Fix a product of projective spaces (say over R) $X=\mathbb{P}^{n_1}\times \ldots \times \mathbb{P}^{n_k}$ and a polynomial $f$ which is homogeneous of degree $d_i$ in the coordinates of the i-th space. Consider the hypersurface $H$ defined by $f$, and suppose that real points have codimension 1. Is it true that real points of $U=X \setminus H$ are always disconnected? If not, which are relevant characteristics of $f$ to look at? Incase they have higher codimension, is it always connected?
It seems to me that complex points always have codimension 1. Is this true? In this case, are complex points of $X\H$ disconnected?
Lastly, I wonder how to test if $f$ yields a hypersurface of real codimension 1. One way would be to see if it is non singular; in this case it has the right codimension, right?
Thank you, Andrea
First question : it really depends. For example, the simplest case is $\Bbb RP^1 \times \Bbb RP^1 \cong T$ where a curve can disconnect or not the torus, depending if it is homologically trivial or not.

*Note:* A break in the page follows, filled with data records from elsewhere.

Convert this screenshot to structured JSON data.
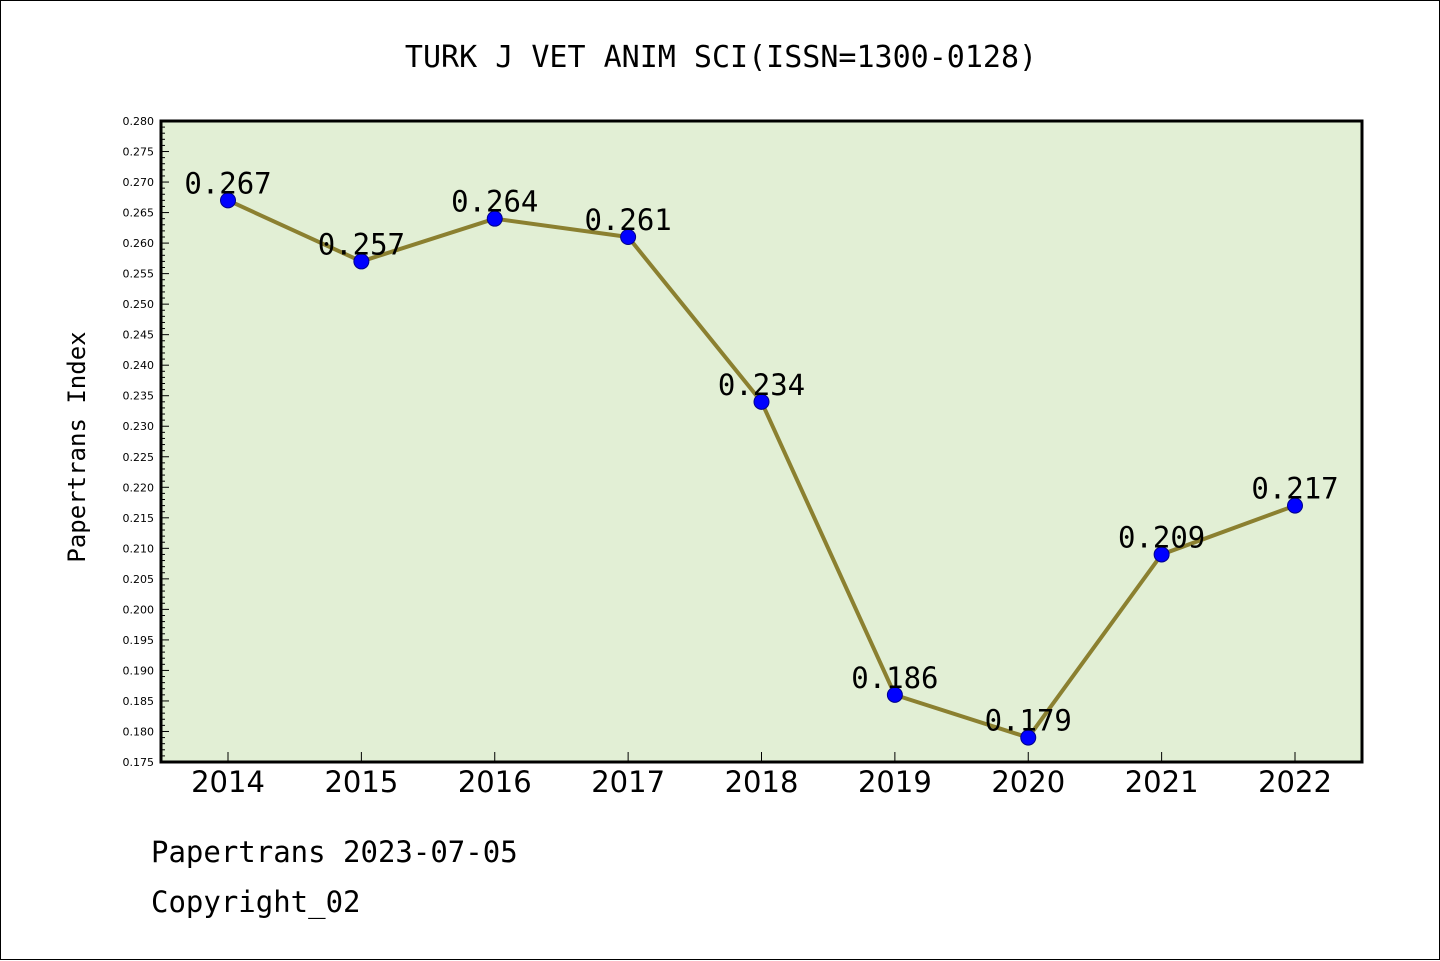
{
  "chart_data": {
    "type": "line",
    "title": "TURK J VET ANIM SCI(ISSN=1300-0128)",
    "xlabel": "",
    "ylabel": "Papertrans Index",
    "categories": [
      "2014",
      "2015",
      "2016",
      "2017",
      "2018",
      "2019",
      "2020",
      "2021",
      "2022"
    ],
    "series": [
      {
        "values": [
          0.267,
          0.257,
          0.264,
          0.261,
          0.234,
          0.186,
          0.179,
          0.209,
          0.217
        ],
        "data_labels": [
          "0.267",
          "0.257",
          "0.264",
          "0.261",
          "0.234",
          "0.186",
          "0.179",
          "0.209",
          "0.217"
        ],
        "line_color": "#8b8030",
        "marker_color": "#0000ff"
      }
    ],
    "ylim": [
      0.175,
      0.28
    ],
    "yticks": [
      "0.175",
      "0.180",
      "0.185",
      "0.190",
      "0.195",
      "0.200",
      "0.205",
      "0.210",
      "0.215",
      "0.220",
      "0.225",
      "0.230",
      "0.235",
      "0.240",
      "0.245",
      "0.250",
      "0.255",
      "0.260",
      "0.265",
      "0.270",
      "0.275",
      "0.280"
    ],
    "plot_background": "#e2efd5",
    "grid": false,
    "legend": "none"
  },
  "footer": {
    "line1": "Papertrans 2023-07-05",
    "line2": "Copyright_02"
  }
}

Second question : $M$ is a manifold and $Z$ a submanifold of codimension at least two, then $M \backslash Z$ is always connected if $M$ is connected. In particular : a connected complex algebraic variety minus a subvariety of smaller dimension is always connected. It is in general not simply connected and gives an interesting topological invariant.
I think the answer to your third question is yes but I am not sure of a reference.

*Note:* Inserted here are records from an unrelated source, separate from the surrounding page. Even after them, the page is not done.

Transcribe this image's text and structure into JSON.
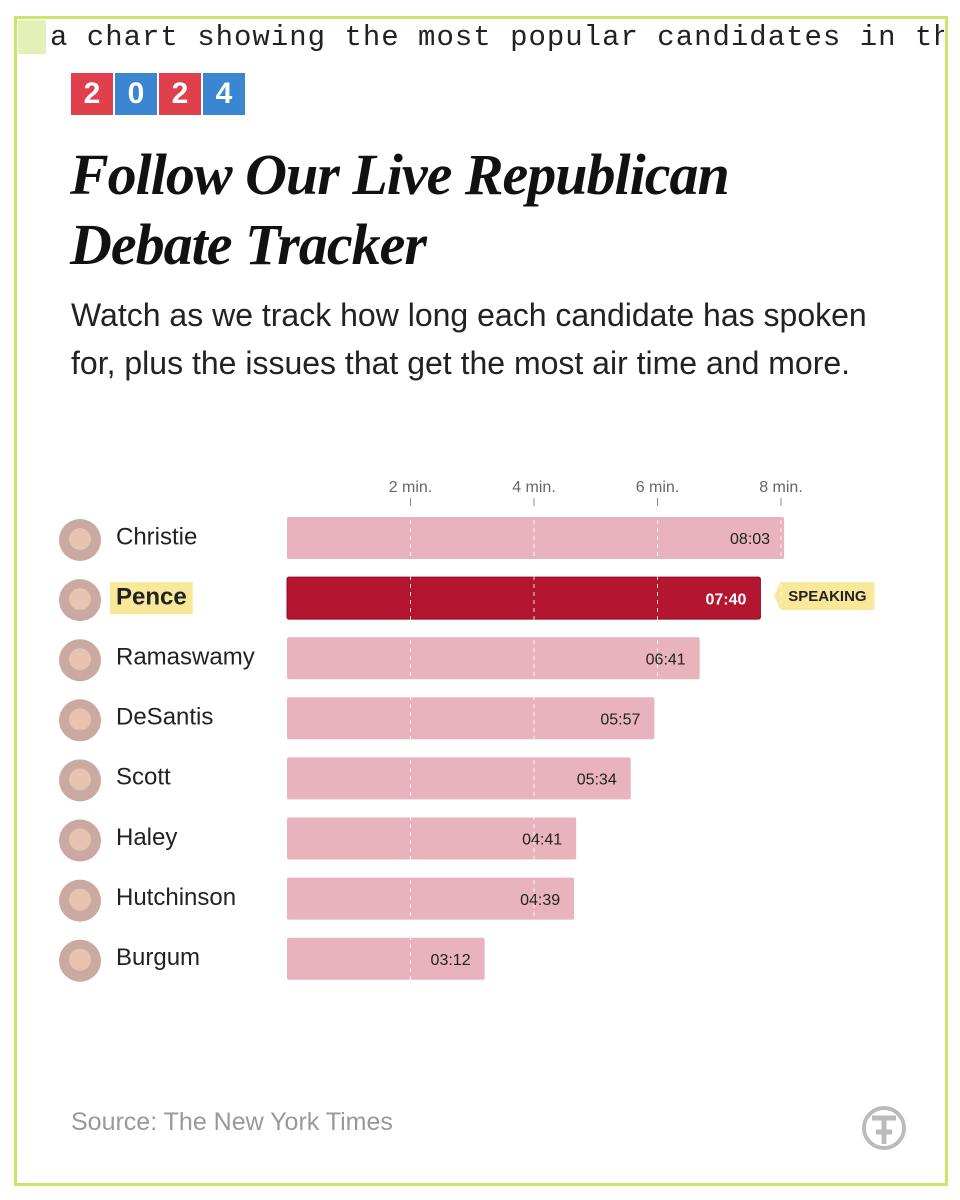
{
  "caption": "a chart showing the most popular candidates in the",
  "chart_data": {
    "type": "bar",
    "orientation": "horizontal",
    "badge": [
      "2",
      "0",
      "2",
      "4"
    ],
    "badge_colors": [
      "#e0404b",
      "#3b86d1",
      "#e0404b",
      "#3b86d1"
    ],
    "title": "Follow Our Live Republican Debate Tracker",
    "subtitle": "Watch as we track how long each candidate has spoken for, plus the issues that get the most air time and more.",
    "categories": [
      "Christie",
      "Pence",
      "Ramaswamy",
      "DeSantis",
      "Scott",
      "Haley",
      "Hutchinson",
      "Burgum"
    ],
    "values": [
      8.05,
      7.6667,
      6.6833,
      5.95,
      5.5667,
      4.6833,
      4.65,
      3.2
    ],
    "value_labels": [
      "08:03",
      "07:40",
      "06:41",
      "05:57",
      "05:34",
      "04:41",
      "04:39",
      "03:12"
    ],
    "colors": [
      "#e8b3bc",
      "#b5162f",
      "#e8b3bc",
      "#e8b3bc",
      "#e8b3bc",
      "#e8b3bc",
      "#e8b3bc",
      "#e8b3bc"
    ],
    "annotation": {
      "category": "Pence",
      "text": "SPEAKING"
    },
    "xlim": [
      0,
      8
    ],
    "xticks": [
      {
        "value": 2,
        "label": "2 min."
      },
      {
        "value": 4,
        "label": "4 min."
      },
      {
        "value": 6,
        "label": "6 min."
      },
      {
        "value": 8,
        "label": "8 min."
      }
    ],
    "grid": true,
    "source": "Source: The New York Times"
  }
}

The answer to the last question is negative, notice that $x^2 + y^2 + z^2 = 0$ is a smooth empty curve in $\Bbb RP^2$. In fact, the locus of $f_1^2 + \dots + f_k^2 = 0$ is exactly the intersection of the zero locus of $f_i$ for $i=1, \dots, k$. So a generic choice of $f_i$ should give you a smooth algebraic variety of codimension $k$, defined by one equation.
Finally, you didn't asked it but let me say that complex hypersurfaces in $\Bbb P^n$ are connected, and the proof of this is non-trivial (see Lefschetz hyperplane theorem).